The Anointing of the Sick is possibly the most underappreciated and understudied sacrament. In To Die Is Gain, Roger Nutt seeks to bring greater attention to and appreciation for the Anointing of the Sick. Beginning with an examination of cultural perceptions of dying, death, and burial, To Die Is Gain exposes the ways in which contemporary atheism and physicalism mark a clear divergence from ancient attitudes. In contrast to contemporary hopelessness, the Anointing of the Sick is a powerful counter witness that highlights the great dignity of the human person and the depth of Christian hope. Unlike the cures to particular ailments facilitated by modern medical science, in Holy Anointing Jesus gives his dying followers the healing graces that they need to pass from this life to the next in loving union with Him. As Nutt exposes the biblical and traditional foundations of this sacrament, he corrects common misconceptions and malpractice of this sacrament, especially the ways in which Vatican II is often misleadingly enlisted to support a broadening of the sacrament from end-of-life situations to non-life threatening illnesses. Finally, Nutt carefully describes the graces and effects of the Anointing of the Sick and richly expounds the theological depth of the rite of the Anointing of the Sick. The result is that readers can confidently say with St. Paul that “To die is gain” (Philippians 1:21).

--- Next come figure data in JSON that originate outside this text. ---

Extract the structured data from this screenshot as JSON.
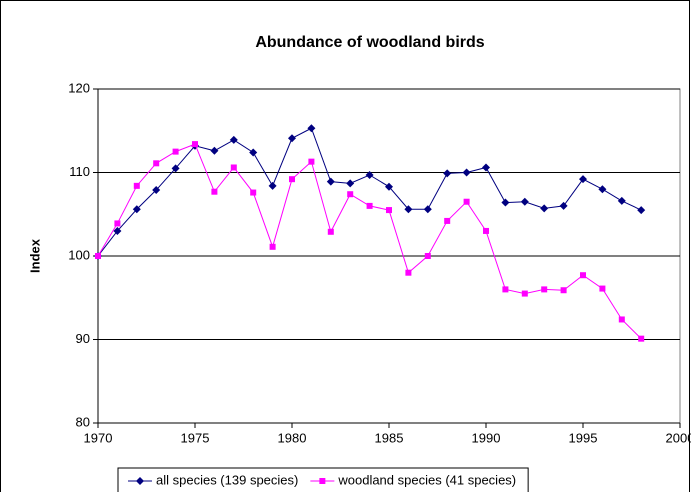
{
  "chart_data": {
    "type": "line",
    "title": "Abundance of woodland birds",
    "y_label": "Index",
    "x": [
      1970,
      1971,
      1972,
      1973,
      1974,
      1975,
      1976,
      1977,
      1978,
      1979,
      1980,
      1981,
      1982,
      1983,
      1984,
      1985,
      1986,
      1987,
      1988,
      1989,
      1990,
      1991,
      1992,
      1993,
      1994,
      1995,
      1996,
      1997,
      1998
    ],
    "series": [
      {
        "name": "all species (139 species)",
        "color": "#000080",
        "marker": "diamond",
        "values": [
          100,
          103,
          105.6,
          107.9,
          110.5,
          113.2,
          112.6,
          113.9,
          112.4,
          108.4,
          114.1,
          115.3,
          108.9,
          108.7,
          109.7,
          108.3,
          105.6,
          105.6,
          109.9,
          110,
          110.6,
          106.4,
          106.5,
          105.7,
          106,
          109.2,
          108,
          106.6,
          105.5
        ]
      },
      {
        "name": "woodland species (41 species)",
        "color": "#ff00ff",
        "marker": "square",
        "values": [
          100,
          103.9,
          108.4,
          111.1,
          112.5,
          113.4,
          107.7,
          110.6,
          107.6,
          101.1,
          109.2,
          111.3,
          102.9,
          107.4,
          106,
          105.5,
          98,
          100,
          104.2,
          106.5,
          103,
          96,
          95.5,
          96,
          95.9,
          97.7,
          96.1,
          92.4,
          90.1
        ]
      }
    ],
    "xlim": [
      1970,
      2000
    ],
    "xticks": [
      1970,
      1975,
      1980,
      1985,
      1990,
      1995,
      2000
    ],
    "ylim": [
      80,
      120
    ],
    "yticks": [
      80,
      90,
      100,
      110,
      120
    ],
    "grid": true,
    "legend": "bottom"
  }
}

Roger W. Nutt is Provost of Ave Maria University, where he is also Associate Professor of Theology and Co-Director of the Aquinas Center for Theological Renewal. He is the author of many articles and book chapters on Christology and Sacramental Theology. His books include Thomas Aquinas: De Unione Verbi Incarnati (Leuven: Peeters, 2015) and General Principles of Sacramental Theology (CUA Press, 2017). He is also co-editor of many volumes on the theology of St. Thomas Aquinas, including Thomism and Predestination: Principles and Disputations (Sapientia Press, 2017); Thomas Aquinas and the Greek Fathers (Sapientia Press, 2019); Thomas Aquinas, Biblical Theologian (Emmaus Academic, 2020); and Thomas Aquinas and the Crisis of Christology (Sapientia Press, 2021).
“In To Die Is Gain, Dr. Roger Nutt offers his reader an impressive and theologically insightful account of the nature of the Sacrament of Anointing and its broader place in a Catholic understanding of life and death in Jesus Christ. Beginning with the universal experience of death, Nutt traces the outlines of a Christian anthropology of death within the frame of the paschal mystery, illuminating the fittingness of the signs and effects of the Sacrament of Anointing in light of this salvific reality. This book will no doubt be of great value to all who desire to deepen their appreciation for the theological and pastoral significance of the Church’s sacramental encounter with the perennial realities of sin and death that mark the human experience.”
Fr. Reginald Lynch, OP Dominican Province of St. Joseph
“This is simply the best book I’ve read on the Anointing of the Sick. The author is a scholar’s scholar, but he writes here with clarity and practicality that both pastors and lay readers will appreciate. The anointing—which is perhaps the most neglected and misunderstood sacrament—should be an important element in any serious Catholic’s spirituality. Read this book, and your gain will be incalculable.”
Scott W. Hahn, Franciscan University of Steubenville
“This is an important book about an important, but poorly understood, sacrament. What could be more significant than serious illness and the proximity of death? What could be more important than bringing the healing grace of Christ to the seriously ill? Dr. Nutt has written a book that is theologically sound, pastorally sensitive, and spiritually rooted in the hope of Christ’s Resurrection and ours. While based on the most solid scholarship it is easily accessible to the average reader. We all know someone—not to mention ourselves—who needs a deeper understanding of the great gift of the Anointing of the Sick.”